Oy vey, after reading your first paragraph with "perspective", "worse", and "thankful" in it, I was prepared to read some very bad news about an illness (lo aleinu), a death, or something like that.

And it was wonderful to read about a new baby, a 6'th child, and who knows what number grandchild. Mazal Tov and Beshaah Tovah to the family and to you, their friend.

Shabbat Shalom all.


Anonymous said...

As you say it could be a lot worse. I would have given everything I own to deliver on Pesach. At least I would have been near a hospital.
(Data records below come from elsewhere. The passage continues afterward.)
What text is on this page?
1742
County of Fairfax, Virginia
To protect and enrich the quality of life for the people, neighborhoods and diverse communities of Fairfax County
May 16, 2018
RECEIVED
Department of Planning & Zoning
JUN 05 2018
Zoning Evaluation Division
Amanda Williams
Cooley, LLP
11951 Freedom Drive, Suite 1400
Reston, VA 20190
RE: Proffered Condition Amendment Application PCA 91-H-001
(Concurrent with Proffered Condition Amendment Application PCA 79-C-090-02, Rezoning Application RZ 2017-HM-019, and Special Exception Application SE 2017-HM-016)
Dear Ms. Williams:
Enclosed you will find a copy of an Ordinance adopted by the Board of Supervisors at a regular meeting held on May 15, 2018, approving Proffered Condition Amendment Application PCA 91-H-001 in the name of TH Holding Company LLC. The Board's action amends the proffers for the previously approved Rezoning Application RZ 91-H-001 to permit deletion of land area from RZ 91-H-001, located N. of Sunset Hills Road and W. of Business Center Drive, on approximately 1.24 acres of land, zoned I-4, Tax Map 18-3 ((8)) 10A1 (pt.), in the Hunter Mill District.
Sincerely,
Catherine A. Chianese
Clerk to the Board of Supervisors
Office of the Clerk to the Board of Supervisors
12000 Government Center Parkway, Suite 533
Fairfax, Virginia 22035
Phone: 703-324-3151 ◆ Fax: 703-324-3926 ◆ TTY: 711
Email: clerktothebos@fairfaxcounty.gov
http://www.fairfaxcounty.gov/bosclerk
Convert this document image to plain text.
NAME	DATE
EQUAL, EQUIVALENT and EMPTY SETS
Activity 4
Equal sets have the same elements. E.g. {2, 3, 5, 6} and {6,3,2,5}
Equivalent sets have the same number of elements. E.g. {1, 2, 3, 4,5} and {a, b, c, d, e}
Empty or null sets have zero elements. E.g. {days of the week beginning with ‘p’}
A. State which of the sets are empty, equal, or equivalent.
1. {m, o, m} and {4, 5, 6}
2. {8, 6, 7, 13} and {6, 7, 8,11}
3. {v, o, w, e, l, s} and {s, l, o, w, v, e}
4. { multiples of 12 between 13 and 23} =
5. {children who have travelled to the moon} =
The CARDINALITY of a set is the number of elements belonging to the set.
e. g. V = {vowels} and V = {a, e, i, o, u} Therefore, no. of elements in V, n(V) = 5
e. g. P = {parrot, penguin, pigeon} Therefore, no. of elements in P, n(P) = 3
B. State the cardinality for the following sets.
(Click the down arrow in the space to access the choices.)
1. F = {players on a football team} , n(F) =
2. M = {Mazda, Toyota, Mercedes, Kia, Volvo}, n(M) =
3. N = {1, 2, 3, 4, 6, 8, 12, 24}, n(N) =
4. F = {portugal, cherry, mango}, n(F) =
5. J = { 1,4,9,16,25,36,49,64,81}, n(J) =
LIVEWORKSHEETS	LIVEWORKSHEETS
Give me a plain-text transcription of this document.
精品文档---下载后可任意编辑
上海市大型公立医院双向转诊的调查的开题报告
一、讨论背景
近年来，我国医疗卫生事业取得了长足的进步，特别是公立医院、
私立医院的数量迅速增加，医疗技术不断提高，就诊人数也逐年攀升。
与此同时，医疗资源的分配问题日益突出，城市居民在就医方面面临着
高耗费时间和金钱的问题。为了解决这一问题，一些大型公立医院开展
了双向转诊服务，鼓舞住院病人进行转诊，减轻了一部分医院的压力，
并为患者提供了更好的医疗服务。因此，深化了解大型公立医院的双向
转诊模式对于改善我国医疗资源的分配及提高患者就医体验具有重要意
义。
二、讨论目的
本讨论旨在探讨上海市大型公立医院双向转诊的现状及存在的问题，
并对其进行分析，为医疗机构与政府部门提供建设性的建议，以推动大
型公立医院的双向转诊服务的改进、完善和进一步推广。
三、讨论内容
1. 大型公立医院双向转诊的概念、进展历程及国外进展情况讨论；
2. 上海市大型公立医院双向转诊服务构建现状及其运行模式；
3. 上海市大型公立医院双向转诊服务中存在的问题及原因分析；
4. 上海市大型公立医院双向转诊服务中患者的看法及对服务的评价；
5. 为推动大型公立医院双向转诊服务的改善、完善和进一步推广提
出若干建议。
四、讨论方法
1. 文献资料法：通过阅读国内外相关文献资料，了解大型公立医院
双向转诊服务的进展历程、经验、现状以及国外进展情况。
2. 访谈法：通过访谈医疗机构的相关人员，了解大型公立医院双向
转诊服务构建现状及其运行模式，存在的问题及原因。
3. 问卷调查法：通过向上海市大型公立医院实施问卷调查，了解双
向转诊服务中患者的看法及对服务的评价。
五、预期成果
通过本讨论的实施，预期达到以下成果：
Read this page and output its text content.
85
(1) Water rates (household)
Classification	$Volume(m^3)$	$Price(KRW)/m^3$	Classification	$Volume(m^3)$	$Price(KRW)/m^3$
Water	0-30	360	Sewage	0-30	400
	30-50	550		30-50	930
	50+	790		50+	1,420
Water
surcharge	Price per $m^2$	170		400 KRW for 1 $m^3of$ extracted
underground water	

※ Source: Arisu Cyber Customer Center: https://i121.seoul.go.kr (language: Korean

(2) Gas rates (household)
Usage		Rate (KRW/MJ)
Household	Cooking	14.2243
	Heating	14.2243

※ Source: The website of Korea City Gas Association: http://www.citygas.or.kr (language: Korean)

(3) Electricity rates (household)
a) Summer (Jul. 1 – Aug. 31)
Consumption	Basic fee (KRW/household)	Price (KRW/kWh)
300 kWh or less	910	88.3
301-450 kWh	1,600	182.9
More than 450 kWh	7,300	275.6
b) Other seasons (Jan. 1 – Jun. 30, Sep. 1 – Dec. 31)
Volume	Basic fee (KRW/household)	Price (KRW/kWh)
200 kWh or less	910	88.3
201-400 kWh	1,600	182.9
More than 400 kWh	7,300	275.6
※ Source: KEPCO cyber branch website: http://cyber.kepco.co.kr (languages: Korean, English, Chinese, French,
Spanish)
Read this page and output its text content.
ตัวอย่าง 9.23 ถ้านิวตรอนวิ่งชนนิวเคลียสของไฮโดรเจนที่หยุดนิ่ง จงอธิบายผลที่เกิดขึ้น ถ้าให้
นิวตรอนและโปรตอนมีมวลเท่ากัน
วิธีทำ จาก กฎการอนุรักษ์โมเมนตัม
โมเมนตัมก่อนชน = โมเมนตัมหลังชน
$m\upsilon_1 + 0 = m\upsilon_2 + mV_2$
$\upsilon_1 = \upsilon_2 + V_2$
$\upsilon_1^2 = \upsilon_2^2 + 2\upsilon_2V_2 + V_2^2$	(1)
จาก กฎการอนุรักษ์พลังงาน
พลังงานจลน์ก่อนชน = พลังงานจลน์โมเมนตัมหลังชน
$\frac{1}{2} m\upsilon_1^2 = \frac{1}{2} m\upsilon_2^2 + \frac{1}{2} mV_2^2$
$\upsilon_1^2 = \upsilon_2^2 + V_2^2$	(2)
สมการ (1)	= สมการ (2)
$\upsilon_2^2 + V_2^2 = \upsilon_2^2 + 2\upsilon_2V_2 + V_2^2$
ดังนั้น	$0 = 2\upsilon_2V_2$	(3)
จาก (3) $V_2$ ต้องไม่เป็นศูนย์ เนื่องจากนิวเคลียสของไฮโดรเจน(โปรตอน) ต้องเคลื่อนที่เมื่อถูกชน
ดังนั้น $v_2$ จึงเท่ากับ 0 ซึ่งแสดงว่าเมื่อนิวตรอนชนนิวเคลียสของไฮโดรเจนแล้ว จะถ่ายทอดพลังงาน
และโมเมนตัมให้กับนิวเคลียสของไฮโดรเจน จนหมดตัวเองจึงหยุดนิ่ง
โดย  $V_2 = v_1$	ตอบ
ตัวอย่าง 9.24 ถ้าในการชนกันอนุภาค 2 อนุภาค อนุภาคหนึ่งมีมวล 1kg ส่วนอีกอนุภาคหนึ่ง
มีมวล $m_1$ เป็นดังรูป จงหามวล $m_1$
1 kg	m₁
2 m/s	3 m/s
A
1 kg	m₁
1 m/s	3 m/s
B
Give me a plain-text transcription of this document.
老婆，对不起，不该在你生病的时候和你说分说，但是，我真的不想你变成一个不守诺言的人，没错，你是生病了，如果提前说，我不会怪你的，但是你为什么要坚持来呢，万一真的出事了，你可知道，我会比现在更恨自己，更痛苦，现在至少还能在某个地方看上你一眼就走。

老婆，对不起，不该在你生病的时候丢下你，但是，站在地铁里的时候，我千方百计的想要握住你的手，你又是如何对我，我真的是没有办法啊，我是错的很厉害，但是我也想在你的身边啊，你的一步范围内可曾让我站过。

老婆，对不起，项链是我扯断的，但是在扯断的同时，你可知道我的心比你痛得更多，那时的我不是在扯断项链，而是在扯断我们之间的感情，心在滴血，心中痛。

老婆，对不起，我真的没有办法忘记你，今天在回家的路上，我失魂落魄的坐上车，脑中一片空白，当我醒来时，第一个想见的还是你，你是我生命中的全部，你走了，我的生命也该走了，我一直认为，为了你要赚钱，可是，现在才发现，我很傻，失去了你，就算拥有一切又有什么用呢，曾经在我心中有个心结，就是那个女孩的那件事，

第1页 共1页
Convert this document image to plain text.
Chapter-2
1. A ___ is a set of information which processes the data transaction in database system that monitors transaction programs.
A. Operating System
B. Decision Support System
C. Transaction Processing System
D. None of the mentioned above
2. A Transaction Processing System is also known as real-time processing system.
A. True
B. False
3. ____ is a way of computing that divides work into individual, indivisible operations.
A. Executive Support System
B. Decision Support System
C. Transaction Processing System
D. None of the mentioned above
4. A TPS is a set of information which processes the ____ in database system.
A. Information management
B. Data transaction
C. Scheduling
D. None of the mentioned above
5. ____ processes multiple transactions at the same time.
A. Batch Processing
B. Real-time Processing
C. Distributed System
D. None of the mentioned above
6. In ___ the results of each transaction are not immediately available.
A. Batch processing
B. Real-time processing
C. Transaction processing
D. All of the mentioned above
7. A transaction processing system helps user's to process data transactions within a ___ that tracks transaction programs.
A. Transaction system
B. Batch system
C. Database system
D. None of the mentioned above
Our oldest was born aboard a Pan Am flight over the middle of the Atlantic Ocean, a month early. We were relocating back to the States and had no choice but to get on a plane. You should have seen the arguments in trying to figure out when he was really born for purposes of which day the bris would be. And don't even ask the problems in getting a place put down on his birth certificate.

It should be a shaah tovah whenever the baby is born.

Anonymous said...

From the title, I too expected a story about someone trying to juggle a sick child and a parent getting chemo and just having lost their job and then their car breaks down, or perhaps another heartbreaking story from Haiti.

Anonymous said...

Do you know how many people don't have children or grandchildren or a house full of spare bedrooms and would view this type of fretting/complaining as unbelievably misplaced?
Also, what type of houseguests is this lady having who won't be understanding about the circumstances and be more than happy to make their own beds, wash some sheets, etc. So what if the guest rooms aren't ready. It's not the holiday inn. Come to think of it, maybe they should stay at the holiday inn under these circumstances.

Anonymous said...

may the blessing be with you.........................................

Tamar said...

Anonymous, someone's not having children doesn't mean that someone in the situation mentioned in the posting isn't having a 'problem' of her own and it isn't one that is misplaced. Everyone has their own problems and we don't put them into some kind of list and say only the ones on the top of the list are really problems and only those people can feel pushed or wondering how they are going to do everything that needs done.

I'm guessing that the prof meant in the posting that as busy as she is her friend is even busier and it put things into perspective for her.